The Black Cat Extended Range Exposure Guide is comprehensive and easy to use. It is being used by amateur and professional photographers world-wide who are using digital and film.
< Taking photographs with a digital camera or on film requires getting the correct exposure. If you don’t get this right you will be wasting your time. When shooting film or digital, the same rules and principles of light, speed, aperture and film speed (ISO) still apply. I call this the exposure tetrad.
< Many photographers assume that exposure is not a problem with digital since your results can be seen quickly. While this is an advantage, it still is necessary to get your exposure in the “ballpark” or extensive testing, reviewing and time will be required (while your batteries take a hit). This guide gives you a much needed starting point for evaluating and adjusting your exposure.
< For night photography you will need a digital camera that allows Manual mode shutter settings of 3-30 seconds or longer. A Bulb setting allows you to keep the shutter open as long as you depress the shutter button. A shooting mode of Auto (A) or Program Auto (P) may cause your night pictures to come out too dark. All of your shutter speeds may not be available in these modes. Full Manual mode is the preferred setting. It is always best to use the lowest ISO possible for the best image quality. As the ISO increases so does the amount of noise visible in your image.
The guide allows you to find the exposure you need without pouring through a maze of cumbersome dials. The Black Cat puts all the information you need into one easy to use tool.
The lighting conditions covered in the guide extend through the whole range of natural light that can be perceived by the human eye.
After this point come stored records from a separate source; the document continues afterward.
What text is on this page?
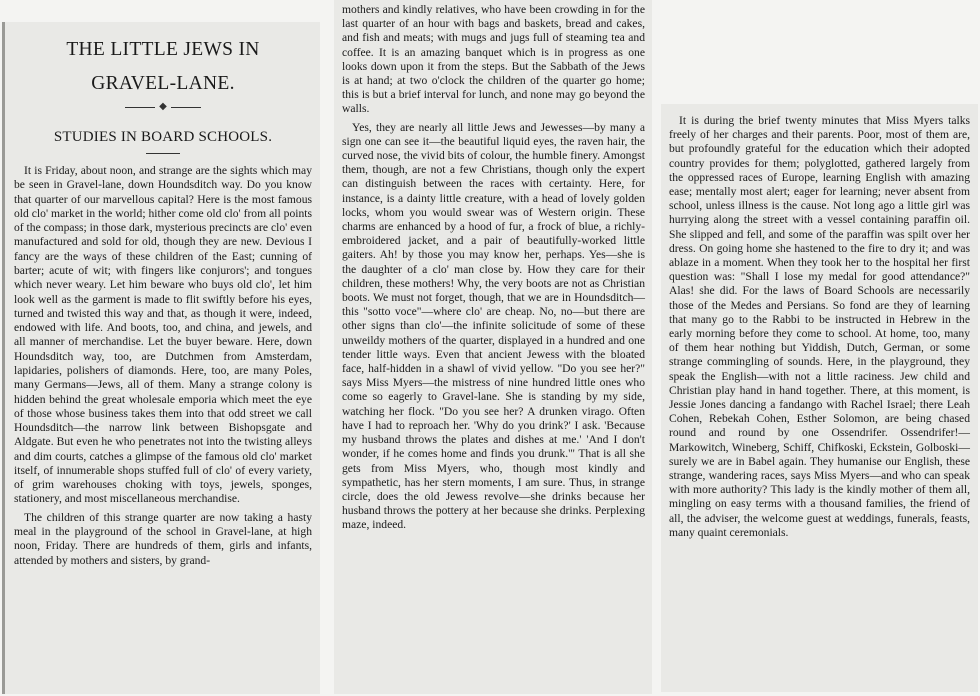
THE LITTLE JEWS IN
GRAVEL-LANE.
◆
STUDIES IN BOARD SCHOOLS.

It is Friday, about noon, and strange are the sights which may be seen in Gravel-lane, down Houndsditch way. Do you know that quarter of our marvellous capital? Here is the most famous old clo' market in the world; hither come old clo' from all points of the compass; in those dark, mysterious precincts are clo' even manufactured and sold for old, though they are new. Devious I fancy are the ways of these children of the East; cunning of barter; acute of wit; with fingers like conjurors'; and tongues which never weary. Let him beware who buys old clo', let him look well as the garment is made to flit swiftly before his eyes, turned and twisted this way and that, as though it were, indeed, endowed with life. And boots, too, and china, and jewels, and all manner of merchandise. Let the buyer beware. Here, down Houndsditch way, too, are Dutchmen from Amsterdam, lapidaries, polishers of diamonds. Here, too, are many Poles, many Germans—Jews, all of them. Many a strange colony is hidden behind the great wholesale emporia which meet the eye of those whose business takes them into that odd street we call Houndsditch—the narrow link between Bishopsgate and Aldgate. But even he who penetrates not into the twisting alleys and dim courts, catches a glimpse of the famous old clo' market itself, of innumerable shops stuffed full of clo' of every variety, of grim warehouses choking with toys, jewels, sponges, stationery, and most miscellaneous merchandise.

The children of this strange quarter are now taking a hasty meal in the playground of the school in Gravel-lane, at high noon, Friday. There are hundreds of them, girls and infants, attended by mothers and sisters, by grand-

mothers and kindly relatives, who have been crowding in for the last quarter of an hour with bags and baskets, bread and cakes, and fish and meats; with mugs and jugs full of steaming tea and coffee. It is an amazing banquet which is in progress as one looks down upon it from the steps. But the Sabbath of the Jews is at hand; at two o'clock the children of the quarter go home; this is but a brief interval for lunch, and none may go beyond the walls.

Yes, they are nearly all little Jews and Jewesses—by many a sign one can see it—the beautiful liquid eyes, the raven hair, the curved nose, the vivid bits of colour, the humble finery. Amongst them, though, are not a few Christians, though only the expert can distinguish between the races with certainty. Here, for instance, is a dainty little creature, with a head of lovely golden locks, whom you would swear was of Western origin. These charms are enhanced by a hood of fur, a frock of blue, a richly-embroidered jacket, and a pair of beautifully-worked little gaiters. Ah! by those you may know her, perhaps. Yes—she is the daughter of a clo' man close by. How they care for their children, these mothers! Why, the very boots are not as Christian boots. We must not forget, though, that we are in Houndsditch—this "sotto voce"—where clo' are cheap. No, no—but there are other signs than clo'—the infinite solicitude of some of these unweildy mothers of the quarter, displayed in a hundred and one tender little ways. Even that ancient Jewess with the bloated face, half-hidden in a shawl of vivid yellow. "Do you see her?" says Miss Myers—the mistress of nine hundred little ones who come so eagerly to Gravel-lane. She is standing by my side, watching her flock. "Do you see her? A drunken virago. Often have I had to reproach her. 'Why do you drink?' I ask. 'Because my husband throws the plates and dishes at me.' 'And I don't wonder, if he comes home and finds you drunk.'" That is all she gets from Miss Myers, who, though most kindly and sympathetic, has her stern moments, I am sure. Thus, in strange circle, does the old Jewess revolve—she drinks because her husband throws the pottery at her because she drinks. Perplexing maze, indeed.

It is during the brief twenty minutes that Miss Myers talks freely of her charges and their parents. Poor, most of them are, but profoundly grateful for the education which their adopted country provides for them; polyglotted, gathered largely from the oppressed races of Europe, learning English with amazing ease; mentally most alert; eager for learning; never absent from school, unless illness is the cause. Not long ago a little girl was hurrying along the street with a vessel containing paraffin oil. She slipped and fell, and some of the paraffin was spilt over her dress. On going home she hastened to the fire to dry it; and was ablaze in a moment. When they took her to the hospital her first question was: "Shall I lose my medal for good attendance?" Alas! she did. For the laws of Board Schools are necessarily those of the Medes and Persians. So fond are they of learning that many go to the Rabbi to be instructed in Hebrew in the early morning before they come to school. At home, too, many of them hear nothing but Yiddish, Dutch, German, or some strange commingling of sounds. Here, in the playground, they speak the English—with not a little raciness. Jew child and Christian play hand in hand together. There, at this moment, is Jessie Jones dancing a fandango with Rachel Israel; there Leah Cohen, Rebekah Cohen, Esther Solomon, are being chased round and round by one Ossendrifer. Ossendrifer!—Markowitch, Wineberg, Schiff, Chifkoski, Eckstein, Golboski—surely we are in Babel again. They humanise our English, these strange, wandering races, says Miss Myers—and who can speak with more authority? This lady is the kindly mother of them all, mingling on easy terms with a thousand families, the friend of all, the adviser, the welcome guest at weddings, funerals, feasts, many quaint ceremonials.
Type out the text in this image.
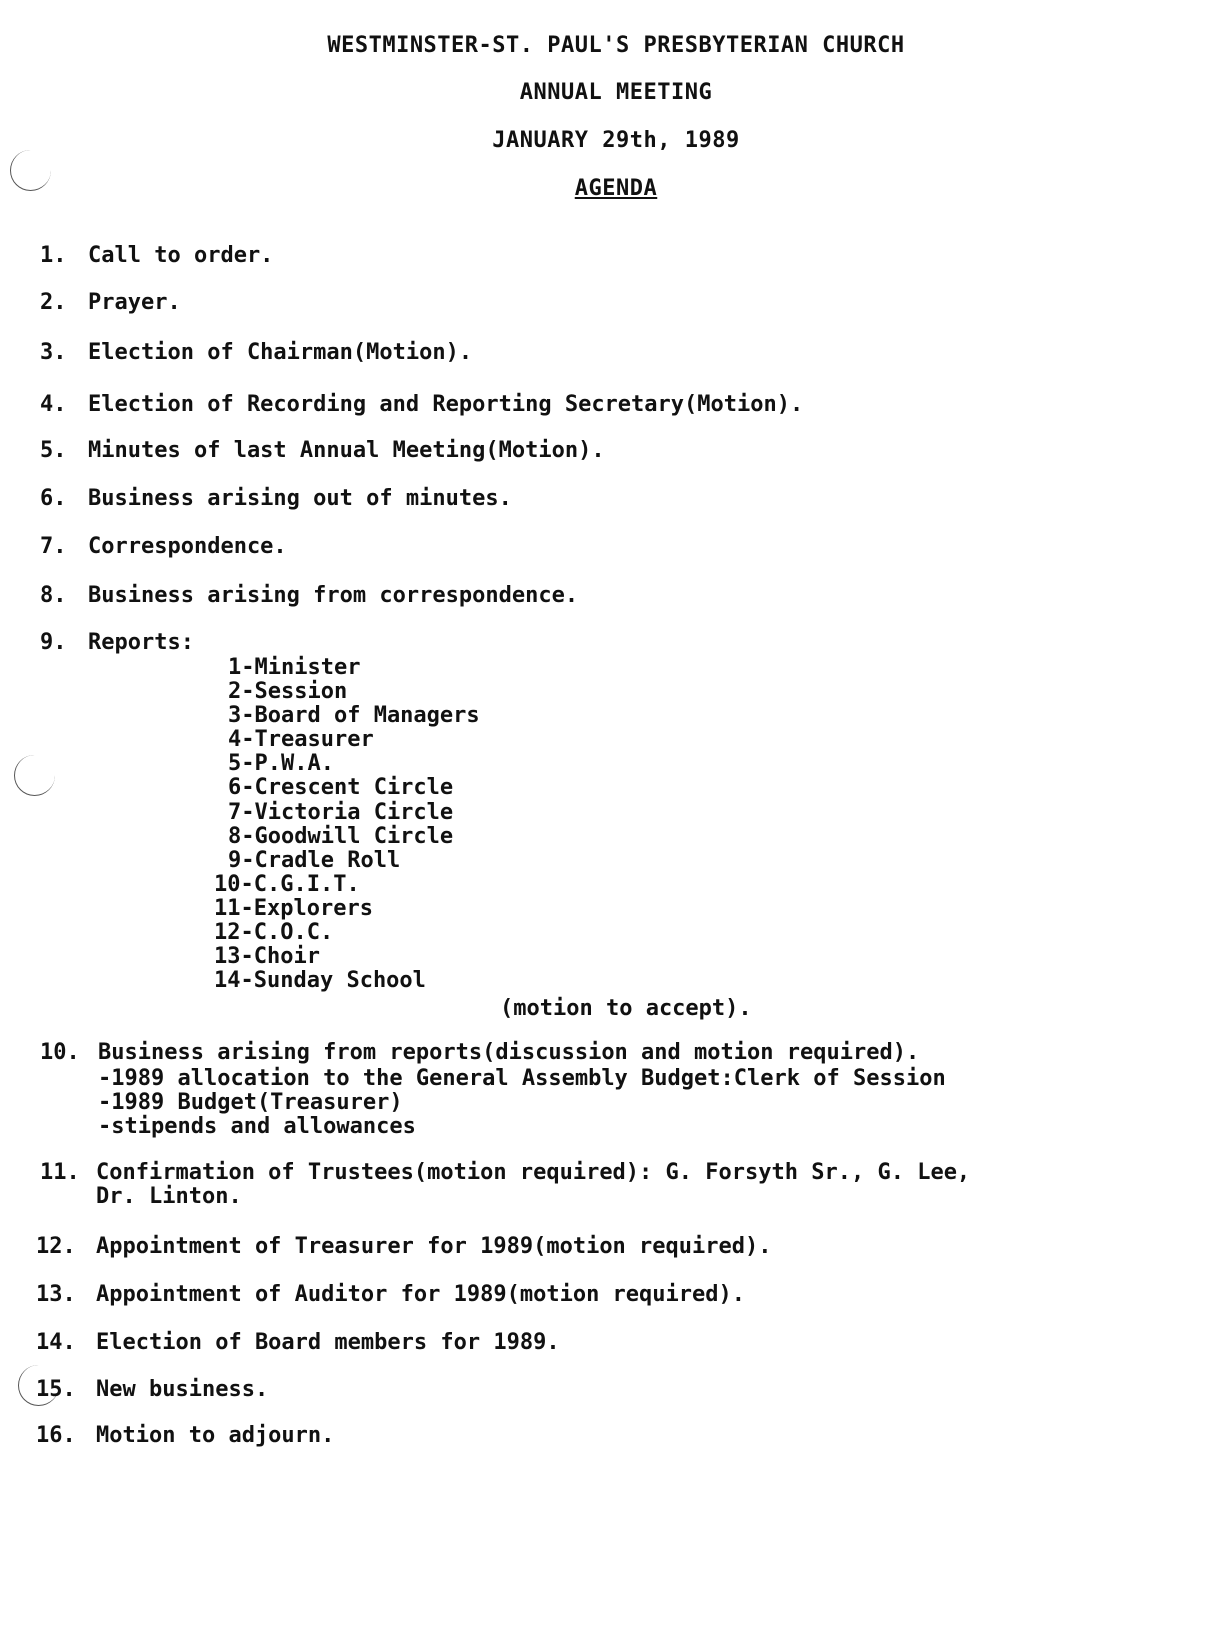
WESTMINSTER-ST. PAUL'S PRESBYTERIAN CHURCH
ANNUAL MEETING
JANUARY 29th, 1989
AGENDA
1. Call to order.
2. Prayer.
3. Election of Chairman(Motion).
4. Election of Recording and Reporting Secretary(Motion).
5. Minutes of last Annual Meeting(Motion).
6. Business arising out of minutes.
7. Correspondence.
8. Business arising from correspondence.
9. Reports:
1-Minister
2-Session
3-Board of Managers
4-Treasurer
5-P.W.A.
6-Crescent Circle
7-Victoria Circle
8-Goodwill Circle
9-Cradle Roll
10-C.G.I.T.
11-Explorers
12-C.O.C.
13-Choir
14-Sunday School
(motion to accept).
10. Business arising from reports(discussion and motion required).
-1989 allocation to the General Assembly Budget:Clerk of Session
-1989 Budget(Treasurer)
-stipends and allowances
11. Confirmation of Trustees(motion required): G. Forsyth Sr., G. Lee,
Dr. Linton.
12. Appointment of Treasurer for 1989(motion required).
13. Appointment of Auditor for 1989(motion required).
14. Election of Board members for 1989.
15. New business.
16. Motion to adjourn.
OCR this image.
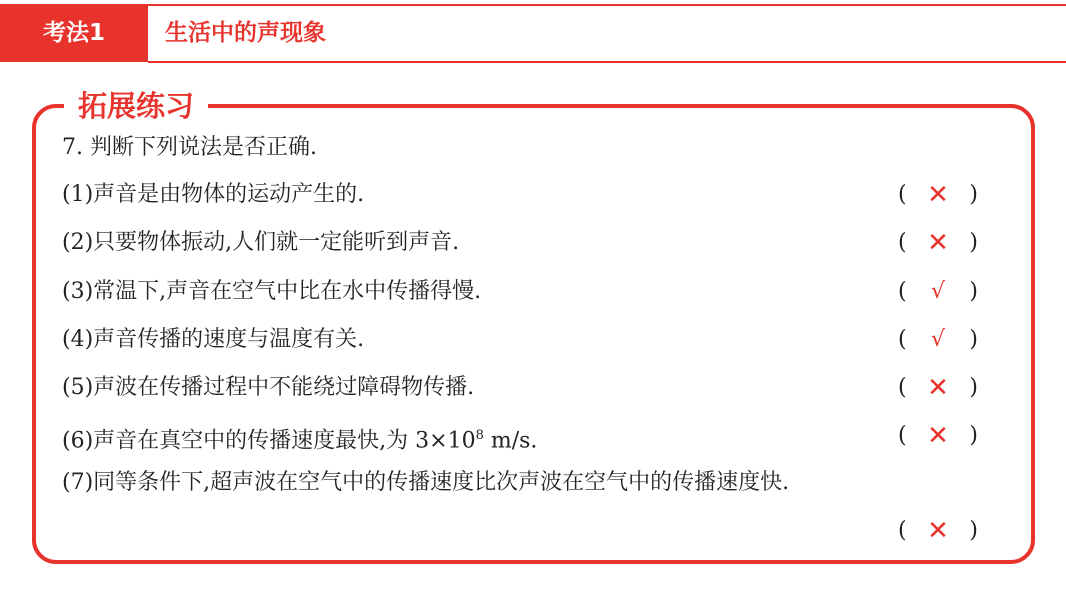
考法1	生活中的声现象
拓展练习
7. 判断下列说法是否正确.
(1)声音是由物体的运动产生的.	( ✕ )
(2)只要物体振动,人们就一定能听到声音.	( ✕ )
(3)常温下,声音在空气中比在水中传播得慢.	(	√	)
(4)声音传播的速度与温度有关.	(	√	)
(5)声波在传播过程中不能绕过障碍物传播.	( ✕ )
(6)声音在真空中的传播速度最快,为 $3\times 10^8$ m/s.	( ✕ )
(7)同等条件下,超声波在空气中的传播速度比次声波在空气中的传播速度快.
( ✕ )
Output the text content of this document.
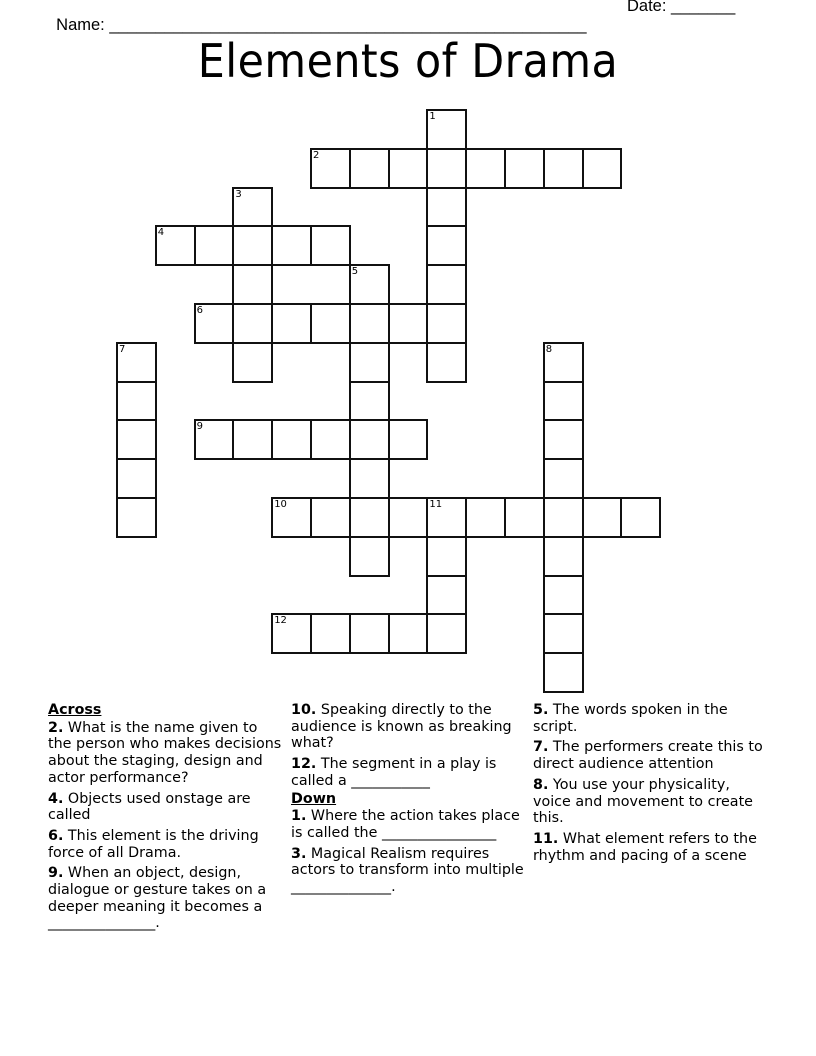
Name: ____________________________________________________

Date: _______

Elements of Drama
1
2
3
4
5
6
7	8
9
10	11
12
Across
2. What is the name given to the person who makes decisions about the staging, design and actor performance?
4. Objects used onstage are called
6. This element is the driving force of all Drama.
9. When an object, design, dialogue or gesture takes on a deeper meaning it becomes a _______________.
10. Speaking directly to the audience is known as breaking what?
12. The segment in a play is called a ___________
Down
1. Where the action takes place is called the ________________
3. Magical Realism requires actors to transform into multiple ______________.
5. The words spoken in the script.
7. The performers create this to direct audience attention
8. You use your physicality, voice and movement to create this.
11. What element refers to the rhythm and pacing of a scene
The Black Cat arranges these conditions in a handy alphabetical SCENE list for ready reference and categorizes these lighting conditions as SCENES A-Z. These A-Z scenes form the basis for the new light code known as the Universal Light Code.
The Black Cat is designed for use with digital and all color print, slide, and black and white films. You also can use the guide to supplement your camera's exposure meter, your hand held meter, or a spot meter. In addition, your guide has extended exposure settings to prevent it from becoming obsolete because of changes in technology.